O Tribunal de Contas da União (TCU) é um órgão essencial ao controle externo da administração pública federal. Sua atuação deve ser independente, técnica e livre de interferências externas. No entanto, uma norma da Lei Complementar nº 159/2017, que trata do Regime de Recuperação Fiscal (RRF) dos Estados e do Distrito Federal, gerou polêmica ao obrigar o TCU a ceder um servidor para compor um órgão do Poder Executivo.
Essa exigência foi levada ao Supremo Tribunal Federal (STF), que julgou a questão na Ação Direta de Inconstitucionalidade (ADI) 6.844/DF. O resultado foi a reafirmação da autonomia do TCU e a limitação da atuação do Legislativo sobre sua estrutura interna.
O que é o Regime de Recuperação Fiscal?
O RRF é um mecanismo criado para ajudar Estados em grave crise financeira. Ele permite que esses entes renegociem dívidas e recebam apoio da União, desde que cumpram metas de ajuste fiscal. Para fiscalizar esse processo, foi criado o Conselho de Supervisão do RRF, composto por três membros:
- Um indicado pelo Ministério da Fazenda;
- Um indicado pelo Estado em recuperação;
- Um indicado pelo TCU, entre seus auditores.
A lei determinava que o TCU deveria obrigatoriamente indicar um servidor para esse conselho, que atuaria em cargo comissionado e de dedicação exclusiva no âmbito do Executivo.
Por que essa obrigação foi questionada?
A imposição legal foi considerada uma violação à autonomia do TCU por três motivos principais:
- Autonomia institucional: O TCU tem independência garantida pela Constituição (art. 73), inclusive para gerir seu próprio quadro de pessoal.
- Reserva de iniciativa legislativa: Apenas o próprio TCU pode propor leis que alterem sua estrutura ou funcionamento (art. 96, II, “d”).
- Separação dos poderes: Um órgão autônomo não pode ser obrigado a ceder servidor para atuar em outro Poder, especialmente em cargo de confiança.
O que decidiu o STF?
O STF reconheceu que a norma era inconstitucional, mas optou por uma solução intermediária: deu interpretação conforme à Constituição.
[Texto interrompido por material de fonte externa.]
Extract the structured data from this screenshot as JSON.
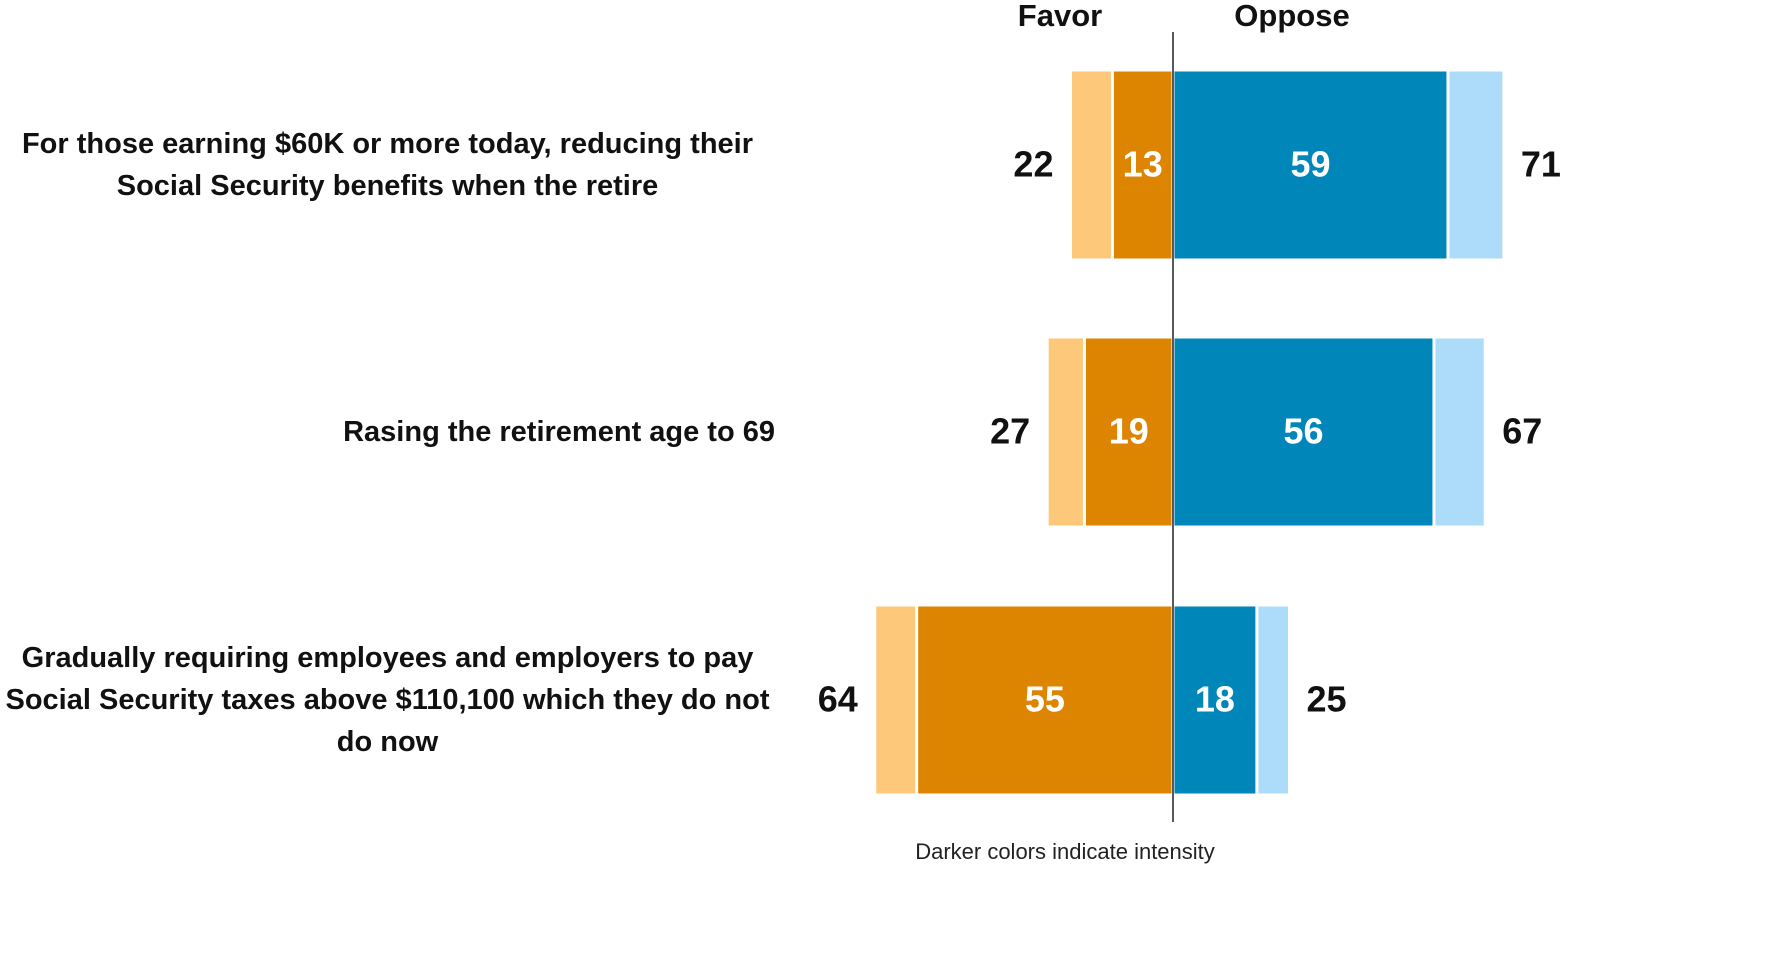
{
  "chart_data": {
    "type": "diverging_bar",
    "categories": [
      "For those earning $60K or more today, reducing their Social Security benefits when the retire",
      "Rasing the retirement age to 69",
      "Gradually requiring employees and employers to pay Social Security taxes above $110,100 which they do not do now"
    ],
    "series": [
      {
        "name": "Favor",
        "side": "left",
        "color": "#fdc87a",
        "values": [
          22,
          27,
          64
        ],
        "strong": [
          13,
          19,
          55
        ],
        "strong_color": "#dd8400"
      },
      {
        "name": "Oppose",
        "side": "right",
        "color": "#addcfa",
        "values": [
          71,
          67,
          25
        ],
        "strong": [
          59,
          56,
          18
        ],
        "strong_color": "#0086b8"
      }
    ],
    "note": "Darker colors indicate intensity"
  }
}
Isso significa que a Corte manteve a validade do dispositivo, desde que a indicação do servidor pelo TCU seja considerada uma faculdade, e não uma obrigação.
📌 Julgado:
É inconstitucional — por violar as prerrogativas de autonomia e autogoverno do Tribunal de Contas da União (TCU), bem como por usurpar a sua iniciativa legislativa — dispositivo de lei complementar que impõe a cessão de auditor federal de controle externo para ocupar cargo de dedicação exclusiva em órgão integrante da estrutura de outro Poder.
STF. Plenário. ADI 6.844/DF, Rel. Min. Luiz Fux, julgado em 26/05/2025 (Informativo 1179 do STF).
Aprofunde no tema:
O que isso significa na prática?
- O TCU pode indicar um servidor para o Conselho de Supervisão do RRF, mas não é obrigado a fazê-lo.
- A decisão protege a independência do TCU e evita que o Executivo interfira em sua estrutura.
- A interpretação conforme também foi aplicada ao artigo que previa prazo para a indicação, tornando-o apenas indicativo.
O STF já decidiu algo parecido antes?
Sim. O STF tem precedentes firmes contra a imposição de servidores de órgãos autônomos em estruturas do Executivo. Veja alguns exemplos:
Julgado | Tema | Resultado |
---|---|---|
ADI 5.275 | Designação de servidor do Judiciário para órgão do Executivo | Inconstitucional |
ADI 3.161 | Participação obrigatória do MP em conselho estadual | Inconstitucional |
ADI 2.877 | Indicação obrigatória da OAB para conselho estadual | Inconstitucional |
Esses casos reforçam que a cessão de servidores entre Poderes deve ser sempre voluntária.
Conclusão
A decisão do STF na ADI 6.844/DF reafirma que a autonomia dos órgãos de controle, como o TCU, é essencial para o equilíbrio institucional. A imposição de obrigações por lei sem iniciativa do próprio órgão viola a Constituição e compromete a independência funcional. A interpretação conforme adotada pela Corte preserva a funcionalidade do Conselho de Supervisão do RRF, sem abrir mão dos princípios fundamentais da separação dos poderes e da autonomia administrativa.